Facebook Advertisers Must Label Manipulated Images

John Lister's picture

New Facebook and Instagram rules say political advertisers will now have to tell users if they've digitally manipulated images or video. The companies still officially ban misleading "deepfake" videos.

The new rules from parent company Meta take effect from the start of 2024. They apply to any advertisement classed as political, electoral or covering a social issue. The rules only cover "photorealistic" images and video and "realistic sounding audio," meaning illustrations or cartoons are excluded.

While Meta didn't explicitly address the timing, it's likely the changes follow concerns about misleading information online during a series of elections around the world scheduled for 2024.

Cropping Still OK

Under the rules, advertisers must disclose when they've altered an image or digitally created it (for example, using AI) and it:

  1. Depicts somebody saying or doing something they didn't do.
     
  2. Depicts somebody who doesn't exist.
     
  3. Depicts an event that didn't happen.
     
  4. Falsely appears to be a real depiction of an event (whether or not it happened).
     
  5. Alters real footage of an event.

The rules don't apply to minor digital alterations such as cropping or color correction unless they make a "consequential or material" change to the apparent content of the image. (Source: facebook.com)

Ads Could Be Banned

When advertisers make this disclosure, Facebook and Instagram will add a note when it's displayed.
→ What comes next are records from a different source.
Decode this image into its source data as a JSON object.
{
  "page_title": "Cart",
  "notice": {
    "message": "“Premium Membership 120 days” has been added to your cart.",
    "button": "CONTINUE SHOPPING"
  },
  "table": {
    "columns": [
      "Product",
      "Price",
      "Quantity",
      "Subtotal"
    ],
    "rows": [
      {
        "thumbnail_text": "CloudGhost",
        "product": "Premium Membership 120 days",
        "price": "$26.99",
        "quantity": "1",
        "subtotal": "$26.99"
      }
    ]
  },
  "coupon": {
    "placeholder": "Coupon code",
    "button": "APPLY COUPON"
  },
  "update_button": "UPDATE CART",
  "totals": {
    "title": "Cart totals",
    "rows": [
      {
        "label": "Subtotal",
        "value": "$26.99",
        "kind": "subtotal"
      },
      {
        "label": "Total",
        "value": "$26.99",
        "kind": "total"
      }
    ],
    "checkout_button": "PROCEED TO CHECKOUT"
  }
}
This will also appear in Facebook's library of political ads, which is designed to give open information about who is behind ads, for example revealing how a political group is targeting its message to different audiences.

If the advertisers don't make the disclosure (and Meta spots the violation), it will block the ad. Repeated failures to disclose may mean an advertiser is punished.

It's safe to say the policy has some significant limitations. It only applies to advertising content and not through misleading material that is posted by an "ordinary user."

The BBC notes that existing Facebook and Instagram rules that ban any user from posting digitally manipulated videos that "would likely mislead an average person to believe a subject of the video said words that they did not say." (Source: bbc.co.uk)

What's Your Opinion?

Is labeling digitally altered and AI-generated multimedia sufficient? Should Meta ban such ads rather than simply require a label? Will bad actors find ways round the rules?